Politiques Etrangères

Publié le par David Leterrier

    Ségolène Royale a enfin clarifié ses positions sur la politique étrangère qu'elle entend poursuivre. Elle a dit, ou redit, qu'elle approuvait l'opposition à la guerre en Irak manifestée par J. Chirac, et qu'elle poursuivra la ligne tracée par le général de Gaulle, et par Chirac. C'était jeudi dernier sur TF1.
Qu'est-ce qui rend cette déclaration crédible ?

On a pu en effet remarquer que, devant quatre années de bourbier où se sont enfoncés les USA de Bush et le Royaume-Uni de Blair, tous les candidats ont choisi de féliciter, après coup, le choix du président français de dire "sans moi" et sans la France, aux 'va-t-en-guerres' qui prétendaient sentir mieux que les autres le sens de l'histoire.
    A l'époque pourtant, il faut rechercher qui n'a pas reproché "l'arrogance" du discours de D. de Villepin devant l'ONU (la guerre serait donc une affaire "de style"). Il faut chercher le journal qui n'a pas vu dans ce refus poli de la France, un aveu de faiblesse, une insolvabilité économique et une perte d'influence fatale.
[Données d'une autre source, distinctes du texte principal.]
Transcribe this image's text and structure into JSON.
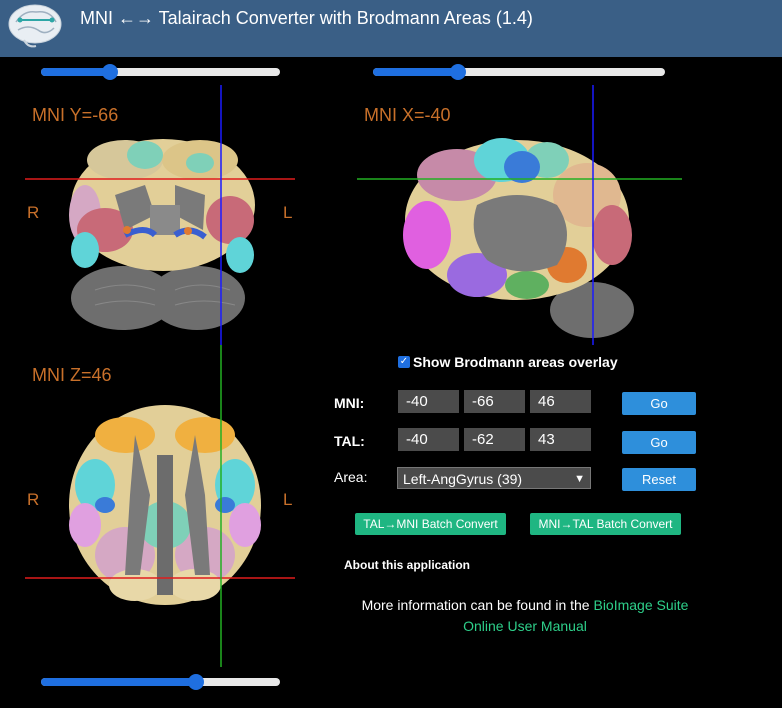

Car, chez les intellectuels comme chez les "spécialistes" (souvent improvisés) du Moyen-Orient, tant prisés des médias d'alors, on aime les muscles, on raffole de la puissance, et de son ivresse ! Tandis qu'outre Atlantique, certains allaient même jusqu'à déduire que la France était dans le fond antisémite, puisqu'elle se refusait à combattre un ennemi d'Israël ! Une volonté de paix au Moyen-Orient serait-elle vraiment contraire aux intérêts d'Israël, comme le prétendent ces "amis auto-proclamés" de Tel Aviv ?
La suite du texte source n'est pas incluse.